"You will never stub your toe standing still." -- Charles Kettering

September 14, 2010


Middle Child
Originally uploaded by gotbaby
E has an ingrown toenail on his left foot. He doesn't complain about it, but when I look at it (when he lefts me look at it) its clearly an angry red with a little peeling skin. I have to confess that I don't look at his toes much (anymore) - his father noticed it before I did, at bath time, and we've soaked it and sort of hoped it would resolve itself, but it hasn't. I'm not really surprised at this development. E was born with the strangest shaped big toes I've ever seen on a person, and the real surprise is that we haven't faced something like this sooner.

So, last night, after bath time, his father tried to "do something" about it. I had known he was going to do this, and had hoped that he would let me know before he started, but instead I was alerted to the "something" by the shrill screaming that began to emanate from E's bedroom. When I got upstairs Josh was sitting on the edge of the bed with E's left leg clamped firmly under his right arm. E was pushing on Josh's back with his other foot, and laying back on the bed, a Thomas train playing card clutched in each hand, and he was SCREAMING. Heartbreaking, earsplitting screaming. Screaming as I had never heard from this child, not even as an angry infant. Tears running down his face, breath hitching, the whole thing.

Then I realized with a start that there were also tears streaming down Josh's face as he diligently worked at E's toe.

E's dad is a huge man. He's 6'6", broad shouldered, bearded, and slings boxes around all day for a living. when E was a tiny infant, Josh used those microscopic infant clippers they give you to try and cut E's fingernails, and ended up cutting into the tip of one of E's fingers. He was shaken when that happened, but I've never seen him quite as upset as he was last night.

I probably shouldn't be surprised at anything Josh does anymore, but somehow I found that I was surprised. And moved. We do thing together, he and I, as a team. And as stoic as he can be, I need to remember that all the pain and anger and anxiety I have as a parent lurks in him below the surface as well.

PS: We took E to the doctor today, and the doctor just told us to continue to soak it. That's money we could have saved.

"Heaven is not a place, and it is not a time. Heaven is being perfect.” - R Bach

September 13, 2010

Saturday, while walking in the park, we saw a dead seagull.

All white in the green grass, looking for all the world as if it had tumbled directly out of a tree and landed inches from the trunk. It was unmarked, its wings half folded like the eagle on the back of the quarter, head turned to the left, beak open.

E and his father were so busy watching the antics of a squirrel a little way ahead of us that I think they would have stepped on it had I not said something.

We, of course, tried to bustle E around it, but as we passed it he turned and craned his neck for a good long look. I found out later he knew its eyes were closed, which is something I had not noticed.

I don't think E has ever seen anything dead before, certainly not anything larger than a bug.
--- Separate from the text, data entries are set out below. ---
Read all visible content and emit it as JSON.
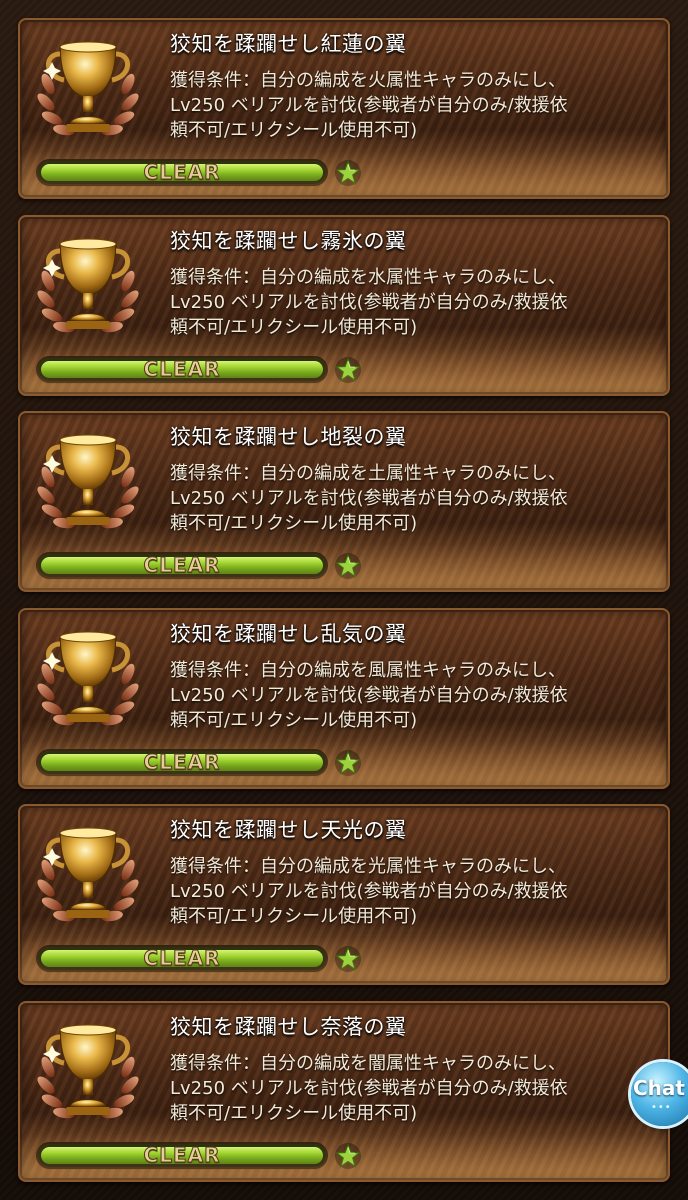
{
  "progress_label": "CLEAR",
  "progress_fraction": 1.0,
  "star_icon": "star-icon",
  "trophy_icon": "gold-trophy-icon",
  "colors": {
    "bar_fill": "#9ae02c",
    "card_border": "#8a5a2e",
    "title_text": "#ffffff"
  },
  "trophies": [
    {
      "title": "狡知を蹂躙せし紅蓮の翼",
      "desc_line1": "獲得条件：自分の編成を火属性キャラのみにし、",
      "desc_line2": "Lv250 ベリアルを討伐(参戦者が自分のみ/救援依",
      "desc_line3": "頼不可/エリクシール使用不可)"
    },
    {
      "title": "狡知を蹂躙せし霧氷の翼",
      "desc_line1": "獲得条件：自分の編成を水属性キャラのみにし、",
      "desc_line2": "Lv250 ベリアルを討伐(参戦者が自分のみ/救援依",
      "desc_line3": "頼不可/エリクシール使用不可)"
    },
    {
      "title": "狡知を蹂躙せし地裂の翼",
      "desc_line1": "獲得条件：自分の編成を土属性キャラのみにし、",
      "desc_line2": "Lv250 ベリアルを討伐(参戦者が自分のみ/救援依",
      "desc_line3": "頼不可/エリクシール使用不可)"
    },
    {
      "title": "狡知を蹂躙せし乱気の翼",
      "desc_line1": "獲得条件：自分の編成を風属性キャラのみにし、",
      "desc_line2": "Lv250 ベリアルを討伐(参戦者が自分のみ/救援依",
      "desc_line3": "頼不可/エリクシール使用不可)"
    },
    {
      "title": "狡知を蹂躙せし天光の翼",
      "desc_line1": "獲得条件：自分の編成を光属性キャラのみにし、",
      "desc_line2": "Lv250 ベリアルを討伐(参戦者が自分のみ/救援依",
      "desc_line3": "頼不可/エリクシール使用不可)"
    },
    {
      "title": "狡知を蹂躙せし奈落の翼",
      "desc_line1": "獲得条件：自分の編成を闇属性キャラのみにし、",
      "desc_line2": "Lv250 ベリアルを討伐(参戦者が自分のみ/救援依",
      "desc_line3": "頼不可/エリクシール使用不可)"
    }
  ],
  "chat_button": {
    "label": "Chat",
    "dots": "•••"
  }
}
I was not surprised he had questions - why is it dead, how did it die, where is its family? - what really surprised me was our inability to answer his questions to either his or our satisfaction.

Given the events of our week (I had been ill, in the hospital for a couple of days) "it got sick and died" wasn't really a good answer. Josh ventured that it might have been hit by a car, but E noted (logically) that it wasn't in the road, but was rather far from the road, near a tree. I talked with him some about steam engines, and how their parts wear out and need to be replaced, but parts on people and animals can't be replaced (an oversimplification). I talked with him about how no one knows what happen when you die, how Sarah or his Grandmother might say you go to heaven (yes, even seagulls) but that no one really knows - but that I was sure that nothing hurt after you died, and that no one was lonely.

He seemed very concerned that it would be lonely, laying there in the field. Concerned that its seagull family would be looking for it, but also that it would miss them, that it would have no one to play with. This is an ongoing theme with him, Strange, I think, for a child who has other people around him constantly - this fear of being alone, of loneliness - although as I look back now I suppose you could call my only-child childhood lonely as well. But E's driving concern is that no one he loves (parents, toys) be lonely. Its the reason I still co-sleep with him almost every night, the reason its important to him that someone be in the room with him, his concern about his grandmother (who lives alone) and his primary concern about me in the hospital (that I would be lonely, with only the doctors and nurses to keep me company - "but no one to sleep with" he says). Its the reason he has three "best toys" so that one can be with him while the other two keep each other company. It comes up, daily, and I don't know where it comes from, but its a strange dark hole inside my otherwise joyful little boy.